Der Stoffschutz im Patentrecht ist ein immer wiederkehrendes Thema, besonders wenn es um Stoffe geht, die als Arzneimittel eingesetzt werden können, die eine große wirtschaftliche Bedeutung haben.

Der Bundesgerichtshof (BGH) hat in seinem Urteil vom 10.9.2009 (Aktenzeichen Xa ZR 130/07, „Escitalopram“) Grundsätze für Neuheit und erfinderische Tätigkeit von Stoffen aus einem Stoffgemisch festgelegt.

Organische Moleküle liegen oft als Gemische von Enantiomeren vor, die zwar dieselbe Struktur aufweisen, sich aber in der räumlichen Anordnung (Konfiguration) der einzelnen Atome voneinander unterscheiden.  Dabei verhalten sich Enantiomere zueinander wie Bild und Spiegelbild, wobei diese beiden unterschiedlichen Formen als „(+)-Enantiomer“ und „(-)-Enantiomer“ bezeichnet werden.  Liegt der Stoff als ein Gemisch von gleichen Anteilen beider Enantiomere vor, spricht man von einem „Razemat“.

Das Streitpatent der Beklagten war erteilt worden mit Patentansprüchen auf ein (+)-Enantiomer eines Stoffes und auf ein Verfahren zu seiner Herstellung ( (+)-1-(3-dimethylaminopropyl)-1-(4’-fluorophenly)-1,3-dihydroisobenzofuran-5-carbonitril).  Die Beklagte war ferner Inhaberin eines ergänzenden Schutzzertifikats auf dieses (+)-Enantiomer („Escitalopram“, ein Neuropharmakon, Streitzertifikat).  Das Streitpatent und das Streitzertifikat wurden erstinstanzlich vom Bundepatentgericht (BPatG) für nichtig erklärt.  Die Berufung zum BGH behandelte nur das Streitzertifikat, da sich die Parteien darauf einigten, den Streit in Bezug auf das Patent wegen Zeitablaufs für erledigt zu erklären.

Der BGH war in der Berufung anderer Ansicht als das BPatG und änderte das erstinstanzliche Urteil ab – der Gegenstand des Streitzertifikats sei neu und erfinderisch aus den folgenden Gründen.
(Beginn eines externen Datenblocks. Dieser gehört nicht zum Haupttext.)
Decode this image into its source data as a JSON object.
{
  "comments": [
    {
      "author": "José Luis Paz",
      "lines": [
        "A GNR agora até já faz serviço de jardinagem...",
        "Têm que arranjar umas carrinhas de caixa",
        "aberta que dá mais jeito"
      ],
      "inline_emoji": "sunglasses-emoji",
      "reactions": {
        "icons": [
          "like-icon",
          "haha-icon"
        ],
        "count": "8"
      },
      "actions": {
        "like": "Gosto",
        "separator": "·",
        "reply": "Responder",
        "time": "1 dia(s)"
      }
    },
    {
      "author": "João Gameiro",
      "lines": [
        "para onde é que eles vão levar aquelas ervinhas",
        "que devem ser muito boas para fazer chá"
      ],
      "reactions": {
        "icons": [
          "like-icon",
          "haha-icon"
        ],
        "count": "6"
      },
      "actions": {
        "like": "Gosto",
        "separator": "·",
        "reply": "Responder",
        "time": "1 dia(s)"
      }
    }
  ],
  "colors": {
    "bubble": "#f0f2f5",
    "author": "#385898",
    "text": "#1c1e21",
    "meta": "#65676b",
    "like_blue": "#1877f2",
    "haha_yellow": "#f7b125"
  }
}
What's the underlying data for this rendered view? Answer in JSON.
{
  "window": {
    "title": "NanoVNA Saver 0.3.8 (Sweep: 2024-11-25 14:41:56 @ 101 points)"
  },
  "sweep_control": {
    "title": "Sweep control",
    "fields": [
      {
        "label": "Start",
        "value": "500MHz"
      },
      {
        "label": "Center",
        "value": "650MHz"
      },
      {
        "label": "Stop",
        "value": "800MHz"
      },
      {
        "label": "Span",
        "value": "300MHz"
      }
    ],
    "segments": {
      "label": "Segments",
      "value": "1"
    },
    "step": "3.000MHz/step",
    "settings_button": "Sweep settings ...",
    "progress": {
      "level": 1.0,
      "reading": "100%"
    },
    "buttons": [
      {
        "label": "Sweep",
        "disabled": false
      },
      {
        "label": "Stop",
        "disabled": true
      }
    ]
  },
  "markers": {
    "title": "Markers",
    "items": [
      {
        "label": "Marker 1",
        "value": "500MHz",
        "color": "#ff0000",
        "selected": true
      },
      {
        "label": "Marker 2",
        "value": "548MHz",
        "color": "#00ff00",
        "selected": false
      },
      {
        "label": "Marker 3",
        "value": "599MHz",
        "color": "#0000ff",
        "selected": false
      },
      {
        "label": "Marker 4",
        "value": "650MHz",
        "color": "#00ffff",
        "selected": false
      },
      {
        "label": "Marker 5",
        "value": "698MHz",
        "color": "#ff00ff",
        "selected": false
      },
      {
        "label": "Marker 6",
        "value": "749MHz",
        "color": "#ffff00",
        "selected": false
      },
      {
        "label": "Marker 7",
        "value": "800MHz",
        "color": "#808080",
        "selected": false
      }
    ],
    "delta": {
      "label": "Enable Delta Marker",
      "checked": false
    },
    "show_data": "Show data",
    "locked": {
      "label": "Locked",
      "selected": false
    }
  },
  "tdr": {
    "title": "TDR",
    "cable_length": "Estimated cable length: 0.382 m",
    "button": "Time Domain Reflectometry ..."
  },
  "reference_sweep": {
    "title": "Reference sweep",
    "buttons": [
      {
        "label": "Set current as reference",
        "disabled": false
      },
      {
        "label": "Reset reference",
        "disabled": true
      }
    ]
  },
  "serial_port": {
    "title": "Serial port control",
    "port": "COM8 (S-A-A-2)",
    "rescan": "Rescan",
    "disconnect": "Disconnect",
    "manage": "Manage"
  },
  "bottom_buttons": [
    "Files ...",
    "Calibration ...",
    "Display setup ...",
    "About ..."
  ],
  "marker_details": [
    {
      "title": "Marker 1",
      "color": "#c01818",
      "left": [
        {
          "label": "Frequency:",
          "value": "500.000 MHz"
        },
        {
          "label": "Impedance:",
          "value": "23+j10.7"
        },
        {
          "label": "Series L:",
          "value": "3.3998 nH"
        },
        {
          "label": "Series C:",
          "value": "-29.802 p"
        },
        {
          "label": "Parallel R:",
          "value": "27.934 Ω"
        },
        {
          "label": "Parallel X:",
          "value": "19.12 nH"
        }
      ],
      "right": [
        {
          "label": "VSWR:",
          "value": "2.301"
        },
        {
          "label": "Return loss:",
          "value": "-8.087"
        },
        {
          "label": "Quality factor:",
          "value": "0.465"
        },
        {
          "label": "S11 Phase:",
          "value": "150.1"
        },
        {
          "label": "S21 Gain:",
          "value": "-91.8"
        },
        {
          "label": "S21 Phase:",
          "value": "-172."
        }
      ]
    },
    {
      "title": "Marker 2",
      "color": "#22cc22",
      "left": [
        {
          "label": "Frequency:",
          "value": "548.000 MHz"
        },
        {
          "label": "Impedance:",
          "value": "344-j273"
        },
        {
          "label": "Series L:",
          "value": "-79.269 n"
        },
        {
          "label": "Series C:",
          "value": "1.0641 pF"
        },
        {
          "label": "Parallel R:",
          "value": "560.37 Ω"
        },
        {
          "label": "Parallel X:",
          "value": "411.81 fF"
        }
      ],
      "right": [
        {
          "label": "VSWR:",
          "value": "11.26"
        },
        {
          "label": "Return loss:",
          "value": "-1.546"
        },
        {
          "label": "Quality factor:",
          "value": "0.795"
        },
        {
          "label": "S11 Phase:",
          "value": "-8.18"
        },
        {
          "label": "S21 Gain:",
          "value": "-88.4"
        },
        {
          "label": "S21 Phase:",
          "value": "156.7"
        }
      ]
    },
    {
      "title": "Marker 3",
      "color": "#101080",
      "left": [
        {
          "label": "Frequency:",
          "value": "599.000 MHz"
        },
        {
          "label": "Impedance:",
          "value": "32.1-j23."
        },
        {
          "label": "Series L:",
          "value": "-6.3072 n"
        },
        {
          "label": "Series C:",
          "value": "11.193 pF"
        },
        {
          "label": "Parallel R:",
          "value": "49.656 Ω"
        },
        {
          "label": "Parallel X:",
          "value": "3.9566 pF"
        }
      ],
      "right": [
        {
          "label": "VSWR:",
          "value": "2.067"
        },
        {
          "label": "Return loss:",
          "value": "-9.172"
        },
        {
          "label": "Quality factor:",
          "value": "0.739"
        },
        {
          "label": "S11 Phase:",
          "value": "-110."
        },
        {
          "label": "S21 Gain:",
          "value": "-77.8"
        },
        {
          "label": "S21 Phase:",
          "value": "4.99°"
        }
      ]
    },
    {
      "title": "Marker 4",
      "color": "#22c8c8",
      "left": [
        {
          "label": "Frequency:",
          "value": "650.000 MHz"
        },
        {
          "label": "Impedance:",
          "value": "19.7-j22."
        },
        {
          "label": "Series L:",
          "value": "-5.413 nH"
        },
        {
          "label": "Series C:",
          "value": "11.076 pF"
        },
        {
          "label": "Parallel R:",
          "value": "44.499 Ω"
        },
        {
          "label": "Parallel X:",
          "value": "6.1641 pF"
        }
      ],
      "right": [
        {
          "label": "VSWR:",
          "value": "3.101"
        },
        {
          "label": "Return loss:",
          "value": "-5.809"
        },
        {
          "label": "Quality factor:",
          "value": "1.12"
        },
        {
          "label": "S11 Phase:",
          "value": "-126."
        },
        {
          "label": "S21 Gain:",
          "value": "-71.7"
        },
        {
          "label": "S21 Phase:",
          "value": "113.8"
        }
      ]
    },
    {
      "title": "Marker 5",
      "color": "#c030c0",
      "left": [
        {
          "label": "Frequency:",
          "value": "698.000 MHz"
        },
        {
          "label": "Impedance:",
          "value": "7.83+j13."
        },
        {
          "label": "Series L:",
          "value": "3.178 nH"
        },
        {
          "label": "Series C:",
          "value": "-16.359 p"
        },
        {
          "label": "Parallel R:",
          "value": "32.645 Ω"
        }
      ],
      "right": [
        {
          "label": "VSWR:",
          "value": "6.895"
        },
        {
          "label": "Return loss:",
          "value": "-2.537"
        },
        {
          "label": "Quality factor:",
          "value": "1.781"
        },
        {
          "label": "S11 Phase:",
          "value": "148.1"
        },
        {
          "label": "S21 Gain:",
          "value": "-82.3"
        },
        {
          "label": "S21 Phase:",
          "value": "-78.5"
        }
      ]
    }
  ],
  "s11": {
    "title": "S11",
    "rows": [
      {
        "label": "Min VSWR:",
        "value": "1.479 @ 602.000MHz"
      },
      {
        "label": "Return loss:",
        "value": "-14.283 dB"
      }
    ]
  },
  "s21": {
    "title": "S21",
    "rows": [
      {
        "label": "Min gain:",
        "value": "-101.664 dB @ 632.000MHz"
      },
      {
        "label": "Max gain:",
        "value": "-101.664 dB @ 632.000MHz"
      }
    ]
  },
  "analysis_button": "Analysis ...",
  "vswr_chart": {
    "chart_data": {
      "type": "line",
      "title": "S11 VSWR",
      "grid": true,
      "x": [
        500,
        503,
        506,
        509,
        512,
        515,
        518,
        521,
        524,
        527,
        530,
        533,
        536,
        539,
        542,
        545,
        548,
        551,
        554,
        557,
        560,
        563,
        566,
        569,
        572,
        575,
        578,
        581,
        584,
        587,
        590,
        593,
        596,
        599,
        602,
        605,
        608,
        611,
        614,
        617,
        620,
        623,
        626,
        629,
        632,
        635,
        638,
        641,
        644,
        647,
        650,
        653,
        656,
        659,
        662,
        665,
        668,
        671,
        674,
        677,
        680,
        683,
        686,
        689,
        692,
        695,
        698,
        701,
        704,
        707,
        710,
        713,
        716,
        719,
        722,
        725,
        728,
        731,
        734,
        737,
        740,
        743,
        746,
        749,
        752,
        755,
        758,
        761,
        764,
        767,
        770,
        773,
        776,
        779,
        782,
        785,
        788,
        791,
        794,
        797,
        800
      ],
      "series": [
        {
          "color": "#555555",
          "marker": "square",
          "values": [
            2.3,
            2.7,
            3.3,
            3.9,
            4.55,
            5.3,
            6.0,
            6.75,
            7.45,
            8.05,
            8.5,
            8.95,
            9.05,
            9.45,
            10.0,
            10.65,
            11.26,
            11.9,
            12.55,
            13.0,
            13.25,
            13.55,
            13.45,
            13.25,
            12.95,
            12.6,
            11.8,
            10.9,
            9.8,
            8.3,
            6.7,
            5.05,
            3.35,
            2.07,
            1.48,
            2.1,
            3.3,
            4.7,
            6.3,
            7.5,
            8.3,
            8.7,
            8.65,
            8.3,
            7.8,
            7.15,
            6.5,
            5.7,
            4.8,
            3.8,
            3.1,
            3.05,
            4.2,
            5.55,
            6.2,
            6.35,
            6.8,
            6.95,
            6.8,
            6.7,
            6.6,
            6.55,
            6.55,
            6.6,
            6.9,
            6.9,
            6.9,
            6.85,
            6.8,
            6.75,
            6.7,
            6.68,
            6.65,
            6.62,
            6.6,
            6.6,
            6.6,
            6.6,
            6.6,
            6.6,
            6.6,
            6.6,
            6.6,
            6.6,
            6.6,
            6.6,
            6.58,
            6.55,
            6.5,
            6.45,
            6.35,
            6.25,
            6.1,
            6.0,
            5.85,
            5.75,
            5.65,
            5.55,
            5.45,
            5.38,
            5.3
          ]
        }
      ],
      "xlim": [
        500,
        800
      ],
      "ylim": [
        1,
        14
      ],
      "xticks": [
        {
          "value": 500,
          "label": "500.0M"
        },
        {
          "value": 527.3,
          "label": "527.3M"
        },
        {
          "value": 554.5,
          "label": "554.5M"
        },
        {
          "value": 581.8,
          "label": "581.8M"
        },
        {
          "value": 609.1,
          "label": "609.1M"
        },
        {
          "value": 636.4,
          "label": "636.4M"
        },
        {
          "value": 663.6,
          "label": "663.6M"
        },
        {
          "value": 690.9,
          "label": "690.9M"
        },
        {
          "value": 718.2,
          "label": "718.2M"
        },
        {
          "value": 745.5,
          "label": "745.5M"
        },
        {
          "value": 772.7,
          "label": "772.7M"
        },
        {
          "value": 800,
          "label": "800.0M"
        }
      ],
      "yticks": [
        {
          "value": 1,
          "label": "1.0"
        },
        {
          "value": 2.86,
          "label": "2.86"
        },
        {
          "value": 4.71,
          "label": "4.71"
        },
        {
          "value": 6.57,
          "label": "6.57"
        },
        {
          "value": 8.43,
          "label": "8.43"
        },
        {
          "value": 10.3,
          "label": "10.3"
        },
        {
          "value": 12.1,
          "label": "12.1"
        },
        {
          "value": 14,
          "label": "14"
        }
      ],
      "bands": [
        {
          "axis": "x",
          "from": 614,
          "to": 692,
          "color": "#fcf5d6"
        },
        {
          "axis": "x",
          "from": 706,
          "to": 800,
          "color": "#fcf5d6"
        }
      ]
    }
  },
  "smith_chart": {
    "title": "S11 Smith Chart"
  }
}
Ein einzelnes, isoliertes Enantiomer aus einem bekannten Stoffgemisch (Razemat) sei neu, da das einzelne Enantiomer im Gemisch als solches nicht offenbart sei.  Stand der Technik war ein Razemat von (+)-Enantiomer und (-)-Enantiomer des obigen Stoffes, also ein Gemisch aus gleichen Anteilen beider Enantiomere („Citalopram“, ebenfalls ein Neuropharmakon).  Im Streitpatent wurde jedoch erwähnt, dass die pharmakologische Wirkung nur auf dem (+)-Enantiomer beruhte.  Nach dem BGH ergab sich für den Fachmann die Aufgabe, ein weiteres Neuropharmakon zur Verfügung zu stellen, welches als Alternative zu dem bekannten Razemat „Citalopram“ in Betracht kam.  Die Lösung dieser Aufgabe, die Bereitstellung des (+)-Enantiomers wurde vom BGH als erfinderisch angesehen, da sich der Fachmann nicht zwingend für dieses Enantiomer als Lösungsweg entschieden hätte.  Weiterhin gab es am Prioritätstag keinen für den Fachmann naheliegenden Weg, das (+)-Enantiomer isoliert herzustellen.  Dazu käme ein besonderer therapeutischer Effekt es (+)-Enantiomers, welches sich durch eine besonders gute pharmakologische Wirkung auszeichne.

Ein weiterer Aspekt dieser Entscheidung ist die Auslegung des Begriffes „Erzeugnis“ in der Verordnung (EG) Nr. 469/2009 des Europäischen Parlaments und des Rates über das ergänzende Schutzzertifikat (SPC) für Arzneimittel.  Nach dieser Verordnung wird ein SPC nur dann erteilt, wenn die arzneimittelrechtliche Genehmigung die erste Genehmigung für das Inverkehrbringen dieses Erzeugnisses als Arzneimittel ist.  Im vorliegenden Fall gab es bereits eine Genehmigung auf „Citalopram“, das Razemat/Gemisch.  Das (+)-Enantiomer, „Escitalopram“, sei ein anderes „Erzeugnis“ als das Razemat und könne daher eine weitere arzneimittelrechtliche Genehmigung als Grundlage für das SPC in Anspruch nehmen.  Daher sei eine frühere Genehmigung auf ein Razemat als Arzneimittel unschädlich für ein SPC auf ein ausgewähltes Enantiomer, welches Gegenstand einer späteren Genehmigung sowie eines eigenen Stoffpatents ist.